Nick Chong · 1 week ago · 2 min read · Insights via Grayscale Investments
SEC to Engage Directly with ICOs and the Public via New Portal
If the blockchain industry had been knocking at the iron-clad gates of the Securities and Exchange Commission, it appears access was just granted.
The US’s supreme financial watchdog unveiled the Strategic Hub for Innovation and Financial Technology, or ‘FinHub’, which aims to help streamline the legal affairs of blockchain companies and fintech startups by boiling down its services to a single point of access.
Announced Oct. 18, the new portal will offer a central port of call to all fintech-related industries including blockchain, artificial intelligence, and, crucially, Initial Coin Offerings (ICOs)—or what the SEC creatively dubbed “digital marketplace financing”—in its seeming portent press release.

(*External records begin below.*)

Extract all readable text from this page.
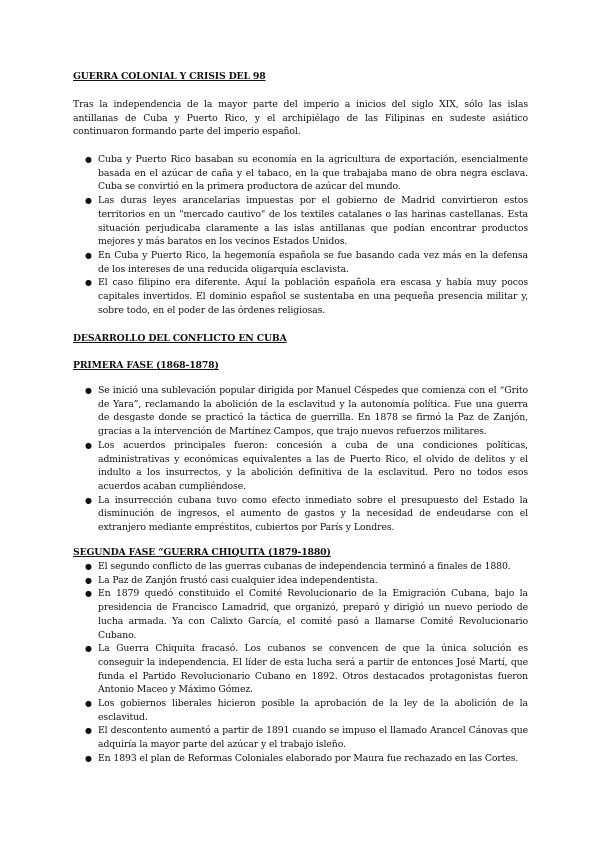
GUERRA COLONIAL Y CRISIS DEL 98

Tras la independencia de la mayor parte del imperio a inicios del siglo XIX, sólo las islas antillanas de Cuba y Puerto Rico, y el archipiélago de las Filipinas en sudeste asiático continuaron formando parte del imperio español.

● Cuba y Puerto Rico basaban su economía en la agricultura de exportación, esencialmente basada en el azúcar de caña y el tabaco, en la que trabajaba mano de obra negra esclava. Cuba se convirtió en la primera productora de azúcar del mundo.
● Las duras leyes arancelarias impuestas por el gobierno de Madrid convirtieron estos territorios en un "mercado cautivo" de los textiles catalanes o las harinas castellanas. Esta situación perjudicaba claramente a las islas antillanas que podían encontrar productos mejores y más baratos en los vecinos Estados Unidos.
● En Cuba y Puerto Rico, la hegemonía española se fue basando cada vez más en la defensa de los intereses de una reducida oligarquía esclavista.
● El caso filipino era diferente. Aquí la población española era escasa y había muy pocos capitales invertidos. El dominio español se sustentaba en una pequeña presencia militar y, sobre todo, en el poder de las órdenes religiosas.
DESARROLLO DEL CONFLICTO EN CUBA
PRIMERA FASE (1868-1878)
● Se inició una sublevación popular dirigida por Manuel Céspedes que comienza con el “Grito de Yara”, reclamando la abolición de la esclavitud y la autonomía política. Fue una guerra de desgaste donde se practicó la táctica de guerrilla. En 1878 se firmó la Paz de Zanjón, gracias a la intervención de Martínez Campos, que trajo nuevos refuerzos militares.
● Los acuerdos principales fueron: concesión a cuba de una condiciones políticas, administrativas y económicas equivalentes a las de Puerto Rico, el olvido de delitos y el indulto a los insurrectos, y la abolición definitiva de la esclavitud. Pero no todos esos acuerdos acaban cumpliéndose.
● La insurrección cubana tuvo como efecto inmediato sobre el presupuesto del Estado la disminución de ingresos, el aumento de gastos y la necesidad de endeudarse con el extranjero mediante empréstitos, cubiertos por París y Londres.
SEGUNDA FASE “GUERRA CHIQUITA (1879-1880)
● El segundo conflicto de las guerras cubanas de independencia terminó a finales de 1880.
● La Paz de Zanjón frustó casi cualquier idea independentista.
● En 1879 quedó constituido el Comité Revolucionario de la Emigración Cubana, bajo la presidencia de Francisco Lamadrid, que organizó, preparó y dirigió un nuevo periodo de lucha armada. Ya con Calixto García, el comité pasó a llamarse Comité Revolucionario Cubano.
● La Guerra Chiquita fracasó. Los cubanos se convencen de que la única solución es conseguir la independencia. El líder de esta lucha será a partir de entonces José Martí, que funda el Partido Revolucionario Cubano en 1892. Otros destacados protagonistas fueron Antonio Maceo y Máximo Gómez.
● Los gobiernos liberales hicieron posible la aprobación de la ley de la abolición de la esclavitud.
● El descontento aumentó a partir de 1891 cuando se impuso el llamado Arancel Cánovas que adquiría la mayor parte del azúcar y el trabajo isleño.
● En 1893 el plan de Reformas Coloniales elaborado por Maura fue rechazado en las Cortes.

Is the SEC finally opening the gates?
To many, the move will read as one of the SEC’s most quietly bullish to date, with Chairman Jay Clayton appearing to bring the ax down on any speculation that his commission was out to put the brakes on the growth of the blockchain industry.
In a thinly veiled nod to ICOs, Clayton seemed to suggest the SEC was willing to soften its stance on “new approaches to capital formation”. He stated:
The SEC is committed to working with investors and market participants on new approaches to capital formation, market structure, and financial services, with an eye toward enhancing, and in no way reducing, investor protection.
Having tossed a dizzying number of Bitcoin ETF proposals in the wastebasket, the SEC appears to have carried little favor with the wider cryptocurrency community to date. In June, however, the secretive commission seemed to open the gates just a crack when it called on the public to offer their sentiments on Cboe’s now-flagship ETF proposal.
Crucially, FinHub is to give the public a direct line of access to SEC staff on “innovative ideas and technological developments”, with its leader, Valerie A. Szczepanik, telling Forbes hearing public opinion has been “incredibly helpful” when it comes to “fast-moving” areas such as distributed ledger technology.